The 4 MB tokenizer vocabulary and 1 MB remap table **are** bundled as package
resources — no network or extra files needed for tokenization.

## Usage

```swift
import WtpsplitKit

let modelURL = Bundle.main.url(forResource: "sat-3l-sm-full-fp16",
                               withExtension: "mlpackage")!
let segmenter = try SaTSegmenter(modelURL: modelURL)   // load/compile once, reuse

var options = SegmentationOptions()
options.maxLength = 80      // hard cap (unless overflow > 0)
options.minLength = 40
options.prior = .gaussian   // .uniform | .gaussian | .clippedPolynomial
options.targetLength = 70
options.spread = 12

let chunks = try segmenter.segment(
    "Breaking News: Scientists announced a discovery. 这是一个测试。It works well!",
    options: options)
// → ["Breaking News: Scientists announced a discovery. 这是一个测试。",
//    "It works well!"]
```

`SaTSegmenter` is reusable; create it once (loading/compiling the model is the
expensive step) and call `segment` as needed. Run it off the main thread for long
inputs.

### Options (mirror `run_segmentation.py`)

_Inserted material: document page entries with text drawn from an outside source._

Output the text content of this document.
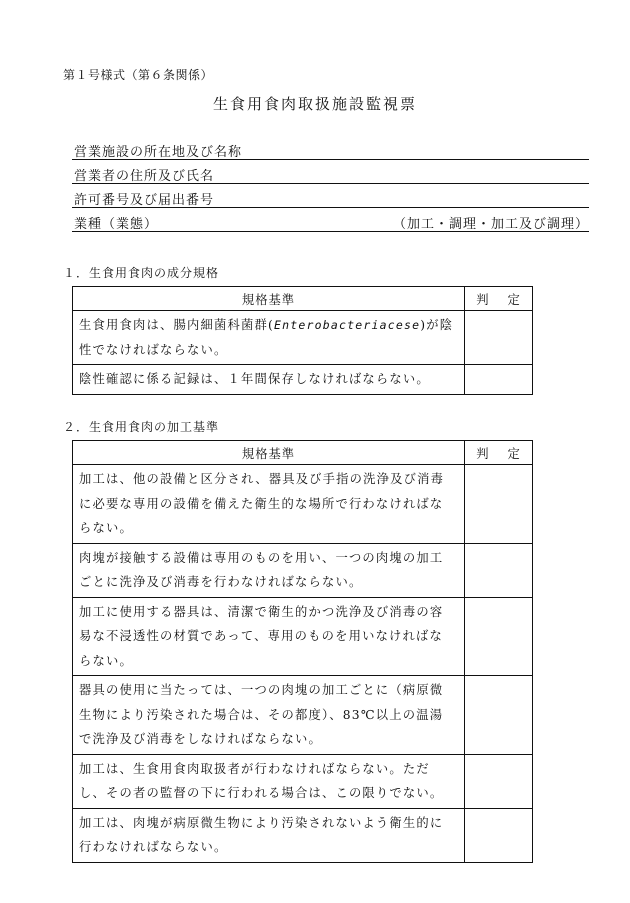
第１号様式（第６条関係）
生食用食肉取扱施設監視票
営業施設の所在地及び名称
営業者の住所及び氏名
許可番号及び届出番号
業種（業態）	（加工・調理・加工及び調理）
１．生食用食肉の成分規格
規格基準	判 定
生食用食肉は、腸内細菌科菌群(Enterobacteriacese)が陰性でなければならない。	
陰性確認に係る記録は、１年間保存しなければならない。	
２．生食用食肉の加工基準
規格基準	判 定
加工は、他の設備と区分され、器具及び手指の洗浄及び消毒に必要な専用の設備を備えた衛生的な場所で行わなければならない。	
肉塊が接触する設備は専用のものを用い、一つの肉塊の加工ごとに洗浄及び消毒を行わなければならない。	
加工に使用する器具は、清潔で衛生的かつ洗浄及び消毒の容易な不浸透性の材質であって、専用のものを用いなければならない。	
器具の使用に当たっては、一つの肉塊の加工ごとに（病原微生物により汚染された場合は、その都度）、83℃以上の温湯で洗浄及び消毒をしなければならない。	
加工は、生食用食肉取扱者が行わなければならない。ただし、その者の監督の下に行われる場合は、この限りでない。	
加工は、肉塊が病原微生物により汚染されないよう衛生的に行わなければならない。	
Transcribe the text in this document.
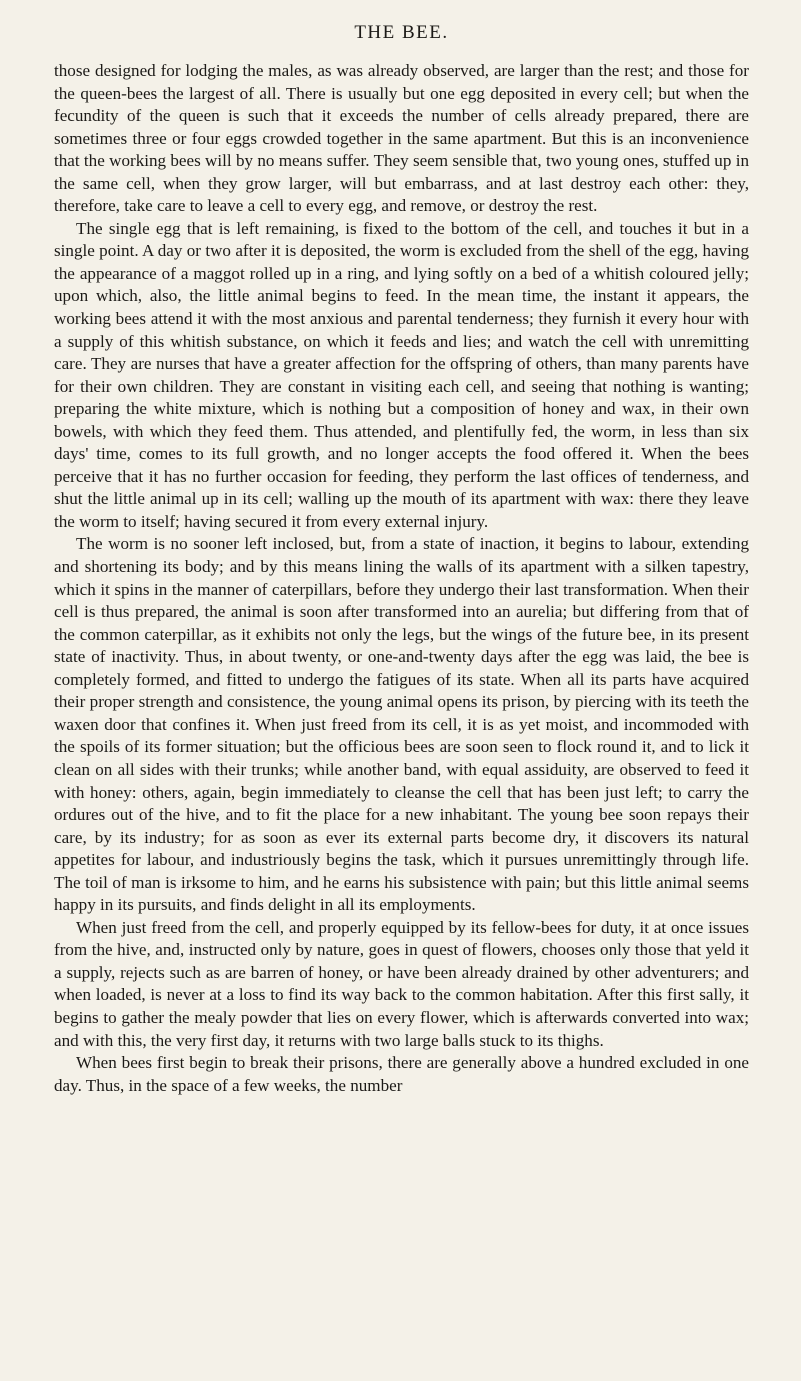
THE BEE.

those designed for lodging the males, as was already observed, are larger than the rest; and those for the queen-bees the largest of all. There is usually but one egg deposited in every cell; but when the fecundity of the queen is such that it exceeds the number of cells already prepared, there are sometimes three or four eggs crowded together in the same apartment. But this is an inconvenience that the working bees will by no means suffer. They seem sensible that, two young ones, stuffed up in the same cell, when they grow larger, will but embarrass, and at last destroy each other: they, therefore, take care to leave a cell to every egg, and remove, or destroy the rest.

The single egg that is left remaining, is fixed to the bottom of the cell, and touches it but in a single point. A day or two after it is deposited, the worm is excluded from the shell of the egg, having the appearance of a maggot rolled up in a ring, and lying softly on a bed of a whitish coloured jelly; upon which, also, the little animal begins to feed. In the mean time, the instant it appears, the working bees attend it with the most anxious and parental tenderness; they furnish it every hour with a supply of this whitish substance, on which it feeds and lies; and watch the cell with unremitting care. They are nurses that have a greater affection for the offspring of others, than many parents have for their own children. They are constant in visiting each cell, and seeing that nothing is wanting; preparing the white mixture, which is nothing but a composition of honey and wax, in their own bowels, with which they feed them. Thus attended, and plentifully fed, the worm, in less than six days' time, comes to its full growth, and no longer accepts the food offered it. When the bees perceive that it has no further occasion for feeding, they perform the last offices of tenderness, and shut the little animal up in its cell; walling up the mouth of its apartment with wax: there they leave the worm to itself; having secured it from every external injury.

The worm is no sooner left inclosed, but, from a state of inaction, it begins to labour, extending and shortening its body; and by this means lining the walls of its apartment with a silken tapestry, which it spins in the manner of caterpillars, before they undergo their last transformation. When their cell is thus prepared, the animal is soon after transformed into an aurelia; but differing from that of the common caterpillar, as it exhibits not only the legs, but the wings of the future bee, in its present state of inactivity. Thus, in about twenty, or one-and-twenty days after the egg was laid, the bee is completely formed, and fitted to undergo the fatigues of its state. When all its parts have acquired their proper strength and consistence, the young animal opens its prison, by piercing with its teeth the waxen door that confines it. When just freed from its cell, it is as yet moist, and incommoded with the spoils of its former situation; but the officious bees are soon seen to flock round it, and to lick it clean on all sides with their trunks; while another band, with equal assiduity, are observed to feed it with honey: others, again, begin immediately to cleanse the cell that has been just left; to carry the ordures out of the hive, and to fit the place for a new inhabitant. The young bee soon repays their care, by its industry; for as soon as ever its external parts become dry, it discovers its natural appetites for labour, and industriously begins the task, which it pursues unremittingly through life. The toil of man is irksome to him, and he earns his subsistence with pain; but this little animal seems happy in its pursuits, and finds delight in all its employments.

When just freed from the cell, and properly equipped by its fellow-bees for duty, it at once issues from the hive, and, instructed only by nature, goes in quest of flowers, chooses only those that yeld it a supply, rejects such as are barren of honey, or have been already drained by other adventurers; and when loaded, is never at a loss to find its way back to the common habitation. After this first sally, it begins to gather the mealy powder that lies on every flower, which is afterwards converted into wax; and with this, the very first day, it returns with two large balls stuck to its thighs.

When bees first begin to break their prisons, there are generally above a hundred excluded in one day. Thus, in the space of a few weeks, the number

| Option | Default | Meaning |
|--------|---------|---------|
| `maxLength` | 80 | target max characters per chunk |
| `minLength` | 40 | min characters per chunk (best effort) |
| `overflow` | 0 | chars a chunk may exceed `maxLength` to reach a pause (0 = hard cap) |
| `prior` | `.gaussian` | length-prior shape |
| `targetLength` | 70 | gaussian / polynomial target |
| `spread` | 12 | gaussian / polynomial spread |
| `algorithm` | `.viterbi` | `.viterbi` (optimal) or `.greedy` |
| `allowMidword` | `false` | permit breaks inside words (skips the pause-aware mask) |
| `windowOverlap` | 16 | token overlap between inference windows for long text |

### Compute units

```swift
let segmenter = try SaTSegmenter(modelURL: modelURL, computeUnits: .cpuAndNeuralEngine)
```

### Tokenizer-only

```swift
let tok = try XLMRobertaTokenizer()
let (ids, charEnds) = tok.encode("Hello world! 你好。")
```

## CLI (for validation / experimentation)

```bash
swift run wtpseg --model path/to/sat-3l-sm-full-fp16.mlpackage \
    --text "Your text. 你的文字。" --max-length 80 --min-length 40

# flags: --max-length --min-length --overflow --prior {uniform,gaussian,clipped_polynomial}
#        --target --spread --algorithm {viterbi,greedy} --allow-midword
#        --vocab {auto,full,en_zh} --file <path>
#        --tokens / --dump-probs / --dump-chunks  (debug dumps)
```

## Notes

- Long inputs are processed in `seqLen`-sized windows (the models have a fixed
  sequence length, 256 by default) with overlapping logits averaged.
- `.mlpackage` is compiled on first load. To skip recompilation, pass a
  precompiled `.mlmodelc` URL instead.
- All text indexing is by Unicode scalar (code point) to match Python `str`
  semantics, so split positions and lengths line up with the reference.